Clogged with sensorial overloads, neon lights and incessant noise from loud chatter, trains and human buzz, contemporary Japan has left me overwhelmed and quite unexpectedly distraught. Tokyo is better thought of as a conurbation of cities put together – has never been so cramped and camp. It wasn’t too long ago that I quite emphatically laughed at Lost in Translation only to find myself in that very position, sharing quite unwillingly, a kinship borne out of frustration in a city that consists of gibberish, wealth-flaunting, technological zeniths and gadget absurdity. I was quite quickly convinced that I didn’t quite want to spend any more time than necessary “soaking up the atmosphere” as some travellers have encouraged in forums.
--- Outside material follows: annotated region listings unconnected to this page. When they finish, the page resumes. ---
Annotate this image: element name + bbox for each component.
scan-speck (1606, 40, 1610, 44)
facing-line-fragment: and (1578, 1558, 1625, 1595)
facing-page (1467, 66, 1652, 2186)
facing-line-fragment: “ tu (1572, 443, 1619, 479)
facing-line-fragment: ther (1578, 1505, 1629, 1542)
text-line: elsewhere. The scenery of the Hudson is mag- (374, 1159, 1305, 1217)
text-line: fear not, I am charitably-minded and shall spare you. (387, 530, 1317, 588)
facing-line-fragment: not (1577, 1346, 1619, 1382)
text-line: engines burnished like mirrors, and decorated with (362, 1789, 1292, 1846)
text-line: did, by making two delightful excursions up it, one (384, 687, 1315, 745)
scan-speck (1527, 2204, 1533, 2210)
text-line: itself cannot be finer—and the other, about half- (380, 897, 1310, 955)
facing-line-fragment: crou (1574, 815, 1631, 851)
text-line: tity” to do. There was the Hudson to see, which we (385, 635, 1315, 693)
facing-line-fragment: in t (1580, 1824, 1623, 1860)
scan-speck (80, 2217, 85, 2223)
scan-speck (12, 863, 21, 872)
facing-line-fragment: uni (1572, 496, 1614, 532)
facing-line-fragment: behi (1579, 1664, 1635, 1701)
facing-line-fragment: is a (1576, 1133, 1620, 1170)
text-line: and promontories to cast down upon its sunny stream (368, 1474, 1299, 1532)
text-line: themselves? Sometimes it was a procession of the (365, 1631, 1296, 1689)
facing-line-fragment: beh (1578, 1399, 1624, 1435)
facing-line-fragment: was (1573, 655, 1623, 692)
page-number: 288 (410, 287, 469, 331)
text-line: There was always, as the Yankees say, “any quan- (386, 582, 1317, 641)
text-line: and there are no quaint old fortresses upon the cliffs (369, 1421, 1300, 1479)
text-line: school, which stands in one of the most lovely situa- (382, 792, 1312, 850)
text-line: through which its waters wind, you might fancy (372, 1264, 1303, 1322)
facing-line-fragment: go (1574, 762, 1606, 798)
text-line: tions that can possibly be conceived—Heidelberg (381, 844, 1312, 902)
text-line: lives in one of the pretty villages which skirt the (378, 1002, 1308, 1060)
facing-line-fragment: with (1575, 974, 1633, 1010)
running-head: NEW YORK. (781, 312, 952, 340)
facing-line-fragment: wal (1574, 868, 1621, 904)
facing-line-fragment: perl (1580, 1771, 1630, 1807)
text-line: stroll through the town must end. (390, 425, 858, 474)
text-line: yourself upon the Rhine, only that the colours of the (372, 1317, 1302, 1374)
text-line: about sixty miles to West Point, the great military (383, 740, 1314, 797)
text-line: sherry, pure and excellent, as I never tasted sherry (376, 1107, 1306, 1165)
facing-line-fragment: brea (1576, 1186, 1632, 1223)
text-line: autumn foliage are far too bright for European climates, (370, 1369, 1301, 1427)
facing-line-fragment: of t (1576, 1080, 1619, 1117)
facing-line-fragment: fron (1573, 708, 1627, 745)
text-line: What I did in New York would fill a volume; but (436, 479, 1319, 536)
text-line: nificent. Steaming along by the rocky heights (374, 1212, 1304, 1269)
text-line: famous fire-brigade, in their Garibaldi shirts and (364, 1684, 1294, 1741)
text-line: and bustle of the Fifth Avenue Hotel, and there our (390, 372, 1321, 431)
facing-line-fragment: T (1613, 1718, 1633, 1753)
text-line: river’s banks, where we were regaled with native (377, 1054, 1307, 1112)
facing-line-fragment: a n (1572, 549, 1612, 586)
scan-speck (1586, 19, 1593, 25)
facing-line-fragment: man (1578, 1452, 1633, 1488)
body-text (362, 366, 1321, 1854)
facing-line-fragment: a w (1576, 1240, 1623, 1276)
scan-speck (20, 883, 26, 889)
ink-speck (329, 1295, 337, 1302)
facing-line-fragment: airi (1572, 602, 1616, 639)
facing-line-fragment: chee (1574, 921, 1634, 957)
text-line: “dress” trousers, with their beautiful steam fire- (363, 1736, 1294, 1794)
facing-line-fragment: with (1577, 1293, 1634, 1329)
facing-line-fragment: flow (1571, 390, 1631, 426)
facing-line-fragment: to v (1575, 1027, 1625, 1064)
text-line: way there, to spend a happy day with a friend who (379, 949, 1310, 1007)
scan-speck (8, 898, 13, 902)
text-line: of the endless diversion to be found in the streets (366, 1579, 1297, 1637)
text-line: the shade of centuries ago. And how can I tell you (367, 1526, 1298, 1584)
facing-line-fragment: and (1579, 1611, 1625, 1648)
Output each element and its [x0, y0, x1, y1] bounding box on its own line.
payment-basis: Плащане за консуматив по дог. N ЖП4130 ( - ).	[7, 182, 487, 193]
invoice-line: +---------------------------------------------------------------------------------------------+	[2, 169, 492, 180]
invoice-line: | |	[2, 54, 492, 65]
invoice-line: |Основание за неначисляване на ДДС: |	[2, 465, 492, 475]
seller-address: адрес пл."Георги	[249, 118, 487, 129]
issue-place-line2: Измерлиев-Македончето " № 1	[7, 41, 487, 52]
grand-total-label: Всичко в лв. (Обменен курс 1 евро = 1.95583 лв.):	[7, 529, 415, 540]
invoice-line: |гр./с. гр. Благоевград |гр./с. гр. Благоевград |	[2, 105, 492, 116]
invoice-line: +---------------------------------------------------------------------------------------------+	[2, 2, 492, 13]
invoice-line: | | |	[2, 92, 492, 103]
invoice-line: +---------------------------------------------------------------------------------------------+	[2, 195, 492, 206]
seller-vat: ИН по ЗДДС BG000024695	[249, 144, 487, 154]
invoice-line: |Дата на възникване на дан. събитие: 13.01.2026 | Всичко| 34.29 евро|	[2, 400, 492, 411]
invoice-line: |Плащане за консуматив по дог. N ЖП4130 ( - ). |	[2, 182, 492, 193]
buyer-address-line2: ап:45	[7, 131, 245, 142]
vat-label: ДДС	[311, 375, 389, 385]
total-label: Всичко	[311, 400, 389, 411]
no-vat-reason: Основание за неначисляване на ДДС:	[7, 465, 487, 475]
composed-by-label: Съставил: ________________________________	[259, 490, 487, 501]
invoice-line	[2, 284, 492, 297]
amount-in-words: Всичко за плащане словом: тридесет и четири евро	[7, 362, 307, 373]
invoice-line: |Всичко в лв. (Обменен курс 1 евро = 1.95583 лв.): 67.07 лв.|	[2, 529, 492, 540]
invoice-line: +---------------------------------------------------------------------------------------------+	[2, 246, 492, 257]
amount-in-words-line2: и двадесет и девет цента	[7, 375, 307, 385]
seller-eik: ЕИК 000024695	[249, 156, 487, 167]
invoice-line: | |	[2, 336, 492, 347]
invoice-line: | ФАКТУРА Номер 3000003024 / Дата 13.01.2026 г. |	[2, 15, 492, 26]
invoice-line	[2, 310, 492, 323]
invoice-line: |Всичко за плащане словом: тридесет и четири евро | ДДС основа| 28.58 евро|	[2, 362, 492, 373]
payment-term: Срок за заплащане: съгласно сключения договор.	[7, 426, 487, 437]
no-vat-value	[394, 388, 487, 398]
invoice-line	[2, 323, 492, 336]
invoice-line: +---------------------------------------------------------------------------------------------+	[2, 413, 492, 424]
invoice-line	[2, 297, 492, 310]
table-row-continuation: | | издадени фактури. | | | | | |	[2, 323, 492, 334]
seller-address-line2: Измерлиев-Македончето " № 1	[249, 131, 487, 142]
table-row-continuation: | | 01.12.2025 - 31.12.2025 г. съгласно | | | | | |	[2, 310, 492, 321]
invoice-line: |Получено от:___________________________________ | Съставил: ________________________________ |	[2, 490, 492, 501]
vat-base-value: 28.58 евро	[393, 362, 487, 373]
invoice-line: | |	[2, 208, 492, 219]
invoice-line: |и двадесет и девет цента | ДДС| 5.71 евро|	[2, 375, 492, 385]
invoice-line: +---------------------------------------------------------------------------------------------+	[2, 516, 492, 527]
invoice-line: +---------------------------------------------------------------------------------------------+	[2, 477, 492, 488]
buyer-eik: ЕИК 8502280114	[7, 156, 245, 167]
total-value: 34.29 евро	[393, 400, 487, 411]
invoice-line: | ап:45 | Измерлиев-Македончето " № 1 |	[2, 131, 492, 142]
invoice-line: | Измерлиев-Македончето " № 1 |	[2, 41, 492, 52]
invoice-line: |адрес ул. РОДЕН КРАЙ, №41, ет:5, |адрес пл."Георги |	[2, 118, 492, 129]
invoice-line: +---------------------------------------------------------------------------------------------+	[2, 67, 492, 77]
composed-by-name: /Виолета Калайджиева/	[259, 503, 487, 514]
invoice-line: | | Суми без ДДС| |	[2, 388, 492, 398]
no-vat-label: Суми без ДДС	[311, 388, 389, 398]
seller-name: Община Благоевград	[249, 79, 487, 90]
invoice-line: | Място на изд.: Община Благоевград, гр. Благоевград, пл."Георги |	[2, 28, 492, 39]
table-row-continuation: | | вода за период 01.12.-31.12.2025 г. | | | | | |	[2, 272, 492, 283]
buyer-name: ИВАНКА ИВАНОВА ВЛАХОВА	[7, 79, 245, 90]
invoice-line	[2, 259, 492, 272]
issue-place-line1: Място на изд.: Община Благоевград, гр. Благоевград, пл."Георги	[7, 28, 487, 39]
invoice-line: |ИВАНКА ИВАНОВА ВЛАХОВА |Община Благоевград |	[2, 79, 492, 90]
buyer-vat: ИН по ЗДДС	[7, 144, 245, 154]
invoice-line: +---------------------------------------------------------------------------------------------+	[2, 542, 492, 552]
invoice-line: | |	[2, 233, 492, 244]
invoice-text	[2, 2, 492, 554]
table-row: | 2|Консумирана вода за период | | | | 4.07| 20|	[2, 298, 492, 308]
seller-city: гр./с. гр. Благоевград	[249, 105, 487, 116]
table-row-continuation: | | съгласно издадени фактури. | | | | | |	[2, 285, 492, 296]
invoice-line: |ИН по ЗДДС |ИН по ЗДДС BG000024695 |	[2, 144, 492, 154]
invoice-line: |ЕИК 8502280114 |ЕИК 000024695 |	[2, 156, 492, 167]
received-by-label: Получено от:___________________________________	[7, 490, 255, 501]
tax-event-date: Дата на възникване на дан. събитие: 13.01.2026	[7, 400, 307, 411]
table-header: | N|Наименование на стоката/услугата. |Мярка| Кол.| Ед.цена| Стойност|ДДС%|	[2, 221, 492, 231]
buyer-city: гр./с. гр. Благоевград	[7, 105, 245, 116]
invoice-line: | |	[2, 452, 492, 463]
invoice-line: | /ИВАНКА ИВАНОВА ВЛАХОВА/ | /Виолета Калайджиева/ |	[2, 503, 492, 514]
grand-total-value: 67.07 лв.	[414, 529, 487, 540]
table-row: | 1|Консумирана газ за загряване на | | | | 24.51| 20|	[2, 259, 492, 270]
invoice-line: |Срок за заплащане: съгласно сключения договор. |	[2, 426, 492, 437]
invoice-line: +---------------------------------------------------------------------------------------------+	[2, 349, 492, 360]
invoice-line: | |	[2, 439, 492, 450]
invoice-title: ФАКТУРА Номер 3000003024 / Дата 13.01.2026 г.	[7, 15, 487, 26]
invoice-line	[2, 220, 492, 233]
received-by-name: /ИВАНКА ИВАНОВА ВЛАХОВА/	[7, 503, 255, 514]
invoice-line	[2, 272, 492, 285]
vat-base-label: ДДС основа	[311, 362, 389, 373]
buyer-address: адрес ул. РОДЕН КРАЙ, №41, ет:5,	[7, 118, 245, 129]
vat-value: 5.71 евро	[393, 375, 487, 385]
Landing quite shakily in the A380 at 7.30am Tokyo time, (that plane’s really just an excuse to fit even more people in a tiny space), I was told quite merrily by the pilots that it was zero degrees outside. After dragging the bags to a small hotel in Ueno by the Keisei Express from Narita International, I realised that the lock and key set on my luggage had given out, and feeling embarrassed, asked for a lock breaker from the reception. Grabbing an unwitting blond man – probably either Russian or French who looked a little like Fabio – who came out of the lift to ask the reception some question, I asked him to break the lock on my luggage.

“Could you please break this lock?” I asked, hurriedly explaining that it was probably damaged in transit before he began to form thoughts of my insanity.

“What?!” Apparently it was quite an unconventional request.

“Do you have the key?”

“Yes, but I tried –”

“Give me that…” Rambo/Hercules grabbed it from me and managed to twist the lock open leaving me gaping in slack-jawed admiration, his aura of heroism soon after dispelled when he sat down and blithely lit a cigarette, presumably recovering from the effort of twisting a small luggage lock open.

“Recommend to buy new lock,” he instructed quite grimly.

I wholly agreed. Yet another task on the errand list: make seat reservations, look at day trips for the next 2 days, look at long socks, sunscreen and to buy a lock. I knew I reached the end of my tether when a toiletries store repetitively blared Billy Joel’s Uptown Girl interspersed with cheery Japanese advertising.



Seeing as the check-in time was at 3pm, I re-packed as quickly as I could, and took off for Shinjuku and the skyscraper district with the Metro’s open day ticket, returning later to Ueno’s bargain hunting strip Okachimachi. As lively as it was, I think I felt the happiest when I spoke to 2 Japanese salespersons with relatively excellent English.